Essential Characteristics

Shareholder agreements should detail the following:

  • Specifying what shareholders will make decisions and whether a distinction applies to the decisions of directors
  • Voting rights of shareholders and directors
  • The rights shareholders possess such as the appointment of board directors or observer rights
  • How directors will be appointed and removed
  • Dividend rights and how amounts will be decided
  • How new shares will be issued, and how ownership interest will be governed or maintained
  • The relationship between capital contributions and shareholdings
  • How existing shares will be sold
  • How the share price will be valued should the business be sold 
  • The circumstances where a shareholder will be forced to sell their shares and leave the company
  • The rights and obligations of employees should they be shareholders via a retention or performance incentive
  • Who approves the business plan and structure of the senior executive.

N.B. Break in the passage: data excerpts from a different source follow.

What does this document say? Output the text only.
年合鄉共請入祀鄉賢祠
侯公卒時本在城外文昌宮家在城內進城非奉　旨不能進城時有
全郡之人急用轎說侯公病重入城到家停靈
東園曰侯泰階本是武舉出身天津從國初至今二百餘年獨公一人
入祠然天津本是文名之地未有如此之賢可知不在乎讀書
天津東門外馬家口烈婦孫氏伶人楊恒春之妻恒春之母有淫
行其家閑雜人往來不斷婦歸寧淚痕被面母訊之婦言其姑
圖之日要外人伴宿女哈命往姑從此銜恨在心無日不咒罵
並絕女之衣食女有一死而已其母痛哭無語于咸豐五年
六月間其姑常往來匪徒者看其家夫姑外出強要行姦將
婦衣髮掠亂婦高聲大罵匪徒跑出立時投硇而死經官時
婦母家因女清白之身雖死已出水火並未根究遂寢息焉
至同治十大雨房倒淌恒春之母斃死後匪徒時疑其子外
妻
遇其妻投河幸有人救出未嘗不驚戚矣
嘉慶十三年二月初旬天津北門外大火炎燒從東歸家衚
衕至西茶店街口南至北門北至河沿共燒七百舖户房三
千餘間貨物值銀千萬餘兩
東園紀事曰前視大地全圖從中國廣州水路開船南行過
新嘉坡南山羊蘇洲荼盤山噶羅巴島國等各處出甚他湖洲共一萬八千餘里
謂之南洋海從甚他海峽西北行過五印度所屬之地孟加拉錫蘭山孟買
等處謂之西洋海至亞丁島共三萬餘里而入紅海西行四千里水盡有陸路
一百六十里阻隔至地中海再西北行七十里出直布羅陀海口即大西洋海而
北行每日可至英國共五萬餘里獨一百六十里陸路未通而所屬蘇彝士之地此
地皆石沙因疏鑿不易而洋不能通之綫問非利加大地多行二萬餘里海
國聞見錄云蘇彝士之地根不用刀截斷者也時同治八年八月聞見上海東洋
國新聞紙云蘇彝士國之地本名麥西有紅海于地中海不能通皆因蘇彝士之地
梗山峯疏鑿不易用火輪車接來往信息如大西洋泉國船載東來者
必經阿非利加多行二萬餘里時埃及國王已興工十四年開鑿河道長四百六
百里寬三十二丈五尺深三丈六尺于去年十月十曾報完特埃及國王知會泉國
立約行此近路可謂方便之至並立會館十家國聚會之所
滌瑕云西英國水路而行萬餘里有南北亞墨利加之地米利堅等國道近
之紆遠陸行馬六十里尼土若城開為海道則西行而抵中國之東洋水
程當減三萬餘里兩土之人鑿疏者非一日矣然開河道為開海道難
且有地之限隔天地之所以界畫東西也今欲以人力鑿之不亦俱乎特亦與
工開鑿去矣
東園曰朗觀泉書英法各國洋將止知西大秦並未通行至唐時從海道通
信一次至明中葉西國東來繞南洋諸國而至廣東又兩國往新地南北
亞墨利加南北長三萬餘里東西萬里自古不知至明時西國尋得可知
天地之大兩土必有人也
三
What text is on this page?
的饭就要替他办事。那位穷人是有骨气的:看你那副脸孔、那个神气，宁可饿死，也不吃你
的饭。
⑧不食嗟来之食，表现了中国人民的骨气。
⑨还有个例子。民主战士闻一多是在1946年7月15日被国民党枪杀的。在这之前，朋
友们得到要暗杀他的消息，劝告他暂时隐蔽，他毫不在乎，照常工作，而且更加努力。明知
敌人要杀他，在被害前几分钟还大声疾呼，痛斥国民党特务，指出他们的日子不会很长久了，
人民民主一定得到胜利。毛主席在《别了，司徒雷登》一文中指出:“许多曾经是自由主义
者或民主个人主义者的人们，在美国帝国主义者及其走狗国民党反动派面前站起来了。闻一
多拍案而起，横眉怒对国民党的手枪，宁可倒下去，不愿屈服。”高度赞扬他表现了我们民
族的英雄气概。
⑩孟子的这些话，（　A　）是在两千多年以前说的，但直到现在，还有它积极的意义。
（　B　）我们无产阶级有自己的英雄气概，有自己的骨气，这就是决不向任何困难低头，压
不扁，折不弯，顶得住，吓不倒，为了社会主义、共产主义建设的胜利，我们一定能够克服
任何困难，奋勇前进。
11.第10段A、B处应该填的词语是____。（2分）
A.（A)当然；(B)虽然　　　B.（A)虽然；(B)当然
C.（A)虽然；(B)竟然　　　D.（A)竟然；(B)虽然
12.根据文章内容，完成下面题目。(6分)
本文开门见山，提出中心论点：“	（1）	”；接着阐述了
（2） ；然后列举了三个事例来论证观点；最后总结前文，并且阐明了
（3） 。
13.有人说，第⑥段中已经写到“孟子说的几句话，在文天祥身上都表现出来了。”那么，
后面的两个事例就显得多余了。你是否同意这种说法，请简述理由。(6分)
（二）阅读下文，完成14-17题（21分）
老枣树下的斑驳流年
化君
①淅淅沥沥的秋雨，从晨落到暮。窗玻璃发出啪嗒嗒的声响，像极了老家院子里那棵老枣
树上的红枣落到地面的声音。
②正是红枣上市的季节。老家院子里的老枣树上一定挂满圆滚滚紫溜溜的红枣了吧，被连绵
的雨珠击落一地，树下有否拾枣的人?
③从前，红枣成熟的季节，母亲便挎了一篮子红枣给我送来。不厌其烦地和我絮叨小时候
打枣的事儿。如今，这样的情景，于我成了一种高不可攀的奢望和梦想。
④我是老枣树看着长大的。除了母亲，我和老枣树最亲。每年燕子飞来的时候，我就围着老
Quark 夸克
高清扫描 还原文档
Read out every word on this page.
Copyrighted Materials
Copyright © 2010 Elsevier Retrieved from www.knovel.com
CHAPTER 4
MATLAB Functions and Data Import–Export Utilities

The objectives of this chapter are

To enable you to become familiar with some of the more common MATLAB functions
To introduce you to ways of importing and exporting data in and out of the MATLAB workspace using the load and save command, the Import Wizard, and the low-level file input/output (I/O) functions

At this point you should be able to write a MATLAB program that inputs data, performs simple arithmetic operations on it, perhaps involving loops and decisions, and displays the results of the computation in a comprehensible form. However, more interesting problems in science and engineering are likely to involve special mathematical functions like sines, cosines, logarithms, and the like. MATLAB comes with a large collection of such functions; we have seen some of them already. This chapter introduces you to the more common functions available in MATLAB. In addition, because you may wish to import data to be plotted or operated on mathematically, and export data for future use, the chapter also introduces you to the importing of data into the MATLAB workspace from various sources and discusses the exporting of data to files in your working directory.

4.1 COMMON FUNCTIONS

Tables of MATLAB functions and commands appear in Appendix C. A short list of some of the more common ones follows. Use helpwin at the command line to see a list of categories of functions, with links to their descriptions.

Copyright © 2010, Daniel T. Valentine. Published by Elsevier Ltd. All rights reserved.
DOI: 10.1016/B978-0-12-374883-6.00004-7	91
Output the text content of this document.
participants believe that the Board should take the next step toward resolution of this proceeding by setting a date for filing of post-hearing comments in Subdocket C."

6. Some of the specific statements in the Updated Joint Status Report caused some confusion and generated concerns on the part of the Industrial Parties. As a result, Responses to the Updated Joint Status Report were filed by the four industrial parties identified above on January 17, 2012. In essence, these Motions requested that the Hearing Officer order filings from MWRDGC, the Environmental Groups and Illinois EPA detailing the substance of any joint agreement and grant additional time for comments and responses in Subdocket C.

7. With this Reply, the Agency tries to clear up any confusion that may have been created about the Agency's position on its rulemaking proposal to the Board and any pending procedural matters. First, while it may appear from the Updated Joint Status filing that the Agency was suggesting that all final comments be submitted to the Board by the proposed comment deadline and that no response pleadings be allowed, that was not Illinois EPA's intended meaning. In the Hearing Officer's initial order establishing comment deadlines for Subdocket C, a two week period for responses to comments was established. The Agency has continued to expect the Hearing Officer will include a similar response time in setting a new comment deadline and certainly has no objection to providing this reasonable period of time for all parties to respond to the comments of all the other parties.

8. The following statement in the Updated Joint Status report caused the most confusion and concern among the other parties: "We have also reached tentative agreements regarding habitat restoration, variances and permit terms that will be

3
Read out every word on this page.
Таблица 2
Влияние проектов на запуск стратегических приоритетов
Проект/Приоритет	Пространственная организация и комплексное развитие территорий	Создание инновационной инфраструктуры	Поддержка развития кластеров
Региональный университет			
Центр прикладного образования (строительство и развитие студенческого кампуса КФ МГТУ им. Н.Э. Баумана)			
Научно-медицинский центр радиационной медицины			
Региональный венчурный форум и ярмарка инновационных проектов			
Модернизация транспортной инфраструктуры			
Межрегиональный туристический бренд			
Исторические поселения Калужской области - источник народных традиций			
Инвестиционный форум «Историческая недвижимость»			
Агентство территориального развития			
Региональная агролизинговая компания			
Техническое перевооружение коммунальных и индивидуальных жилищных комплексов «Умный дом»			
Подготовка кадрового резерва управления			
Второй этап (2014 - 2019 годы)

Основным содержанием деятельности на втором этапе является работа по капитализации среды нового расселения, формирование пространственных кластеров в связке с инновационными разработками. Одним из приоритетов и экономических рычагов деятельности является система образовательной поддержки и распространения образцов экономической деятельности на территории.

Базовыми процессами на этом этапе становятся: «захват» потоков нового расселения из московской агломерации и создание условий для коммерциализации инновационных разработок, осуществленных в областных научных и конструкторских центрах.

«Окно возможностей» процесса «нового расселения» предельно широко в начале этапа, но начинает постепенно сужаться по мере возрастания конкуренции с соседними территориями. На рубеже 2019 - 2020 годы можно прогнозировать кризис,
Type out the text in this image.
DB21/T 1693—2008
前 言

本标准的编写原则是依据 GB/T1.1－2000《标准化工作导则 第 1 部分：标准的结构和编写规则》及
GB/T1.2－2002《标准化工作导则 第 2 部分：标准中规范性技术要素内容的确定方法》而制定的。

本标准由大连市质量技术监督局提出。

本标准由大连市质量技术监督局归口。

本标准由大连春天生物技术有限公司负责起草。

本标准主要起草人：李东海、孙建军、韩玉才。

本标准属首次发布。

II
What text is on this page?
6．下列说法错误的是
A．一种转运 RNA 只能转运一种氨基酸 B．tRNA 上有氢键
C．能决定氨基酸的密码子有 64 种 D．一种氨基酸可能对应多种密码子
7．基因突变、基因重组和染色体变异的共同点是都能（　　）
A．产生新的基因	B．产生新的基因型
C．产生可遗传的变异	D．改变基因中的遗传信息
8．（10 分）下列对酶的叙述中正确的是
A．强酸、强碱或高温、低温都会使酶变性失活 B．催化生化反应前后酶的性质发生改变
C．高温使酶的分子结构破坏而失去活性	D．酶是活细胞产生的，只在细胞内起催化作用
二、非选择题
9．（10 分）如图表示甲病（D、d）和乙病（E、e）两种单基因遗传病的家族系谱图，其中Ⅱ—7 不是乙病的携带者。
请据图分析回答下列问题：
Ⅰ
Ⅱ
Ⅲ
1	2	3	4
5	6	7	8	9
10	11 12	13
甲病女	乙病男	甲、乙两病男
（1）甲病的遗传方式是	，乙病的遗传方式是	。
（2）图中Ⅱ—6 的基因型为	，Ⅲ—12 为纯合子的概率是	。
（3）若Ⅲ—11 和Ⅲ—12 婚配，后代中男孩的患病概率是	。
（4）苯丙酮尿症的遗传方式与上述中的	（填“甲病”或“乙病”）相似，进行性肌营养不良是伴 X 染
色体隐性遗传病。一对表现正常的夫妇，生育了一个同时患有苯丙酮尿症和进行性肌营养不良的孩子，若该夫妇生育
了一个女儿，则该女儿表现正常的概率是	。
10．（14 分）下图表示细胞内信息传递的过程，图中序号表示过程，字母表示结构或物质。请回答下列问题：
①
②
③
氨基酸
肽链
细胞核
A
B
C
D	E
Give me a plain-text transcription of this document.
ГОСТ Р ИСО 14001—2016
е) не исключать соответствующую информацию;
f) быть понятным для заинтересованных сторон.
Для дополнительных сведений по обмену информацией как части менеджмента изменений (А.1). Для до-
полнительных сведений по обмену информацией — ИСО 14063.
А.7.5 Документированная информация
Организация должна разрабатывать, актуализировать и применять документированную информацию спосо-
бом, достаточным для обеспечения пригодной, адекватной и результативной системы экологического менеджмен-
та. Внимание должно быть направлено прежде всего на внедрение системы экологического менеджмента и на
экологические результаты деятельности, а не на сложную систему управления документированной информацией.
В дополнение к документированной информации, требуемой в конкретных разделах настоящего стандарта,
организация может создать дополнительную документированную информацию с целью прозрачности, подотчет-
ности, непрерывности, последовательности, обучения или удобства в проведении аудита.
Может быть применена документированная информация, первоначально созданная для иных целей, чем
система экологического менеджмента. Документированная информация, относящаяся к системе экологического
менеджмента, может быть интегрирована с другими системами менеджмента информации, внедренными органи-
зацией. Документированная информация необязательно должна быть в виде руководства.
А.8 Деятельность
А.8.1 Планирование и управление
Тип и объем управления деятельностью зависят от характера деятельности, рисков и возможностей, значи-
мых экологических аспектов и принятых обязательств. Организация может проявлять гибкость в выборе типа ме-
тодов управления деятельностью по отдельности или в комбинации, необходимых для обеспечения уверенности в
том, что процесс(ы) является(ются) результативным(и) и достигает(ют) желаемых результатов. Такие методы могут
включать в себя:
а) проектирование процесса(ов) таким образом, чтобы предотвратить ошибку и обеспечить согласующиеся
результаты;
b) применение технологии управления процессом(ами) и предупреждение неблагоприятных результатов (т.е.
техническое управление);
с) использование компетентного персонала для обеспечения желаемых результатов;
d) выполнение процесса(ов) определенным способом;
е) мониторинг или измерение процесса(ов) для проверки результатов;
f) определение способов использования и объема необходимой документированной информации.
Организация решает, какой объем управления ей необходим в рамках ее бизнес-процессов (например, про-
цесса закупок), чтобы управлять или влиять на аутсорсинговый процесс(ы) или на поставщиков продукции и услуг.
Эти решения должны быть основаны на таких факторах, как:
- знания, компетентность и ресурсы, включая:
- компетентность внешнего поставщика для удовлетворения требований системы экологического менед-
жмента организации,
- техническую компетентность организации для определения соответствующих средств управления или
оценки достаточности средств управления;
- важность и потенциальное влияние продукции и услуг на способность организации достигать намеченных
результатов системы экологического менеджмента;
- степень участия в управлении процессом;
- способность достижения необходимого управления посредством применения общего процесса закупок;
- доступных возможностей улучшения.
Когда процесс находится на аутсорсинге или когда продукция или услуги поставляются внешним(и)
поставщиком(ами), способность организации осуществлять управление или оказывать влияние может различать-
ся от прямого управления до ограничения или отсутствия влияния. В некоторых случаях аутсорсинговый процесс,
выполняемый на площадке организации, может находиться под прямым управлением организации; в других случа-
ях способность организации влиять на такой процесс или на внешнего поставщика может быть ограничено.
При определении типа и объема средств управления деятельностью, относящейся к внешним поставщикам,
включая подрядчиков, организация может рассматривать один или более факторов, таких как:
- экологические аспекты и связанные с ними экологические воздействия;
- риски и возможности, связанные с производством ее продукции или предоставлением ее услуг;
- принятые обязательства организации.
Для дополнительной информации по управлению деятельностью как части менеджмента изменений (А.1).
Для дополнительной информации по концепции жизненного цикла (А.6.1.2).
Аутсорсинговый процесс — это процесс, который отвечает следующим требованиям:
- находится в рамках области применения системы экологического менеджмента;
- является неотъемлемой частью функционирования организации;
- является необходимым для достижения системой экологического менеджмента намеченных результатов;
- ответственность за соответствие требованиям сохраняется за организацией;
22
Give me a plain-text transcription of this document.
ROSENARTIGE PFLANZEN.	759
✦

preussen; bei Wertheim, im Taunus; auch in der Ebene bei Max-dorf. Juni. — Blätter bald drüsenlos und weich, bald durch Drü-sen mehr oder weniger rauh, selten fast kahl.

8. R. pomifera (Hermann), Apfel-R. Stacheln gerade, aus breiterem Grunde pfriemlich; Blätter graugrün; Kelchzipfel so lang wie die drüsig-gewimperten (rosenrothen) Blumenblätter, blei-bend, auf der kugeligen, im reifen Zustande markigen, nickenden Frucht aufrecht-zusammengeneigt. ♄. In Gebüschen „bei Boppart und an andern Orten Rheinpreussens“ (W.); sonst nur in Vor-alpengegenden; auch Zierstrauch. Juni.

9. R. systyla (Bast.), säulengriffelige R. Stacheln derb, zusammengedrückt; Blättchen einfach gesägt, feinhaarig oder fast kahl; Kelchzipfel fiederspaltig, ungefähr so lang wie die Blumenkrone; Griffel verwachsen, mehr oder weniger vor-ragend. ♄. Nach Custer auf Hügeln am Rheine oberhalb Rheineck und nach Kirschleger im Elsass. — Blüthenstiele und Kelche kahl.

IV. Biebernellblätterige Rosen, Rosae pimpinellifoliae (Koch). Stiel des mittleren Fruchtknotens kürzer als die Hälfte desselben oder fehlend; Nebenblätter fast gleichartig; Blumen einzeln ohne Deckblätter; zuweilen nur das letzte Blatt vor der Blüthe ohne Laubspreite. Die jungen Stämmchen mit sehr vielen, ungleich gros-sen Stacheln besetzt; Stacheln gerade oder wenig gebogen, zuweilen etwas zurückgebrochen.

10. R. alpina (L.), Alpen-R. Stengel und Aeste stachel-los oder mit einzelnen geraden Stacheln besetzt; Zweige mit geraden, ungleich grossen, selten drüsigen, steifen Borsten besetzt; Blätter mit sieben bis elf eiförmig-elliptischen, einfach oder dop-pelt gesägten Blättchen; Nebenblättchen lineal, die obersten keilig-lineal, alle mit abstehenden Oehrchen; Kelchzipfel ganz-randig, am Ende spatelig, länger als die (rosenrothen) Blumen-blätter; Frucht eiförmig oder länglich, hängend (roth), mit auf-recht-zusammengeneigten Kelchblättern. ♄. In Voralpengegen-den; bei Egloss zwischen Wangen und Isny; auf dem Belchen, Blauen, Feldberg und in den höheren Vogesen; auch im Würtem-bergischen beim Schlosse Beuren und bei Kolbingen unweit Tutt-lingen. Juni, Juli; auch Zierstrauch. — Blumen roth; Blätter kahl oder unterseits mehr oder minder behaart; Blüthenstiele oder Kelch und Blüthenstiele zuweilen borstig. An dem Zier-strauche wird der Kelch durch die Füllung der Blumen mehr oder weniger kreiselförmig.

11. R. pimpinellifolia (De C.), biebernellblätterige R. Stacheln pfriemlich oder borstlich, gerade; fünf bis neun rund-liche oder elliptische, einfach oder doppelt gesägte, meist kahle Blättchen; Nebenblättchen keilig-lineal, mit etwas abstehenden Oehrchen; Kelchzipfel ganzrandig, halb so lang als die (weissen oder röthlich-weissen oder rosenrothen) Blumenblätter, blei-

  • Reporting obligations to shareholders
  • How deadlocks will be resolved
  • How disputes between shareholders will be resolved 
  • Circumstances that will trigger the default and termination of a shareholder
  • The process that will govern the way a shareholder exits in the agreement if they voluntarily choose to do so, retire or pass away
  • Company protections such as Non-competes, restraints and ownership of IP.  
  • Buy-Sell Agreements in the case of insolvency, disability, death or retirement.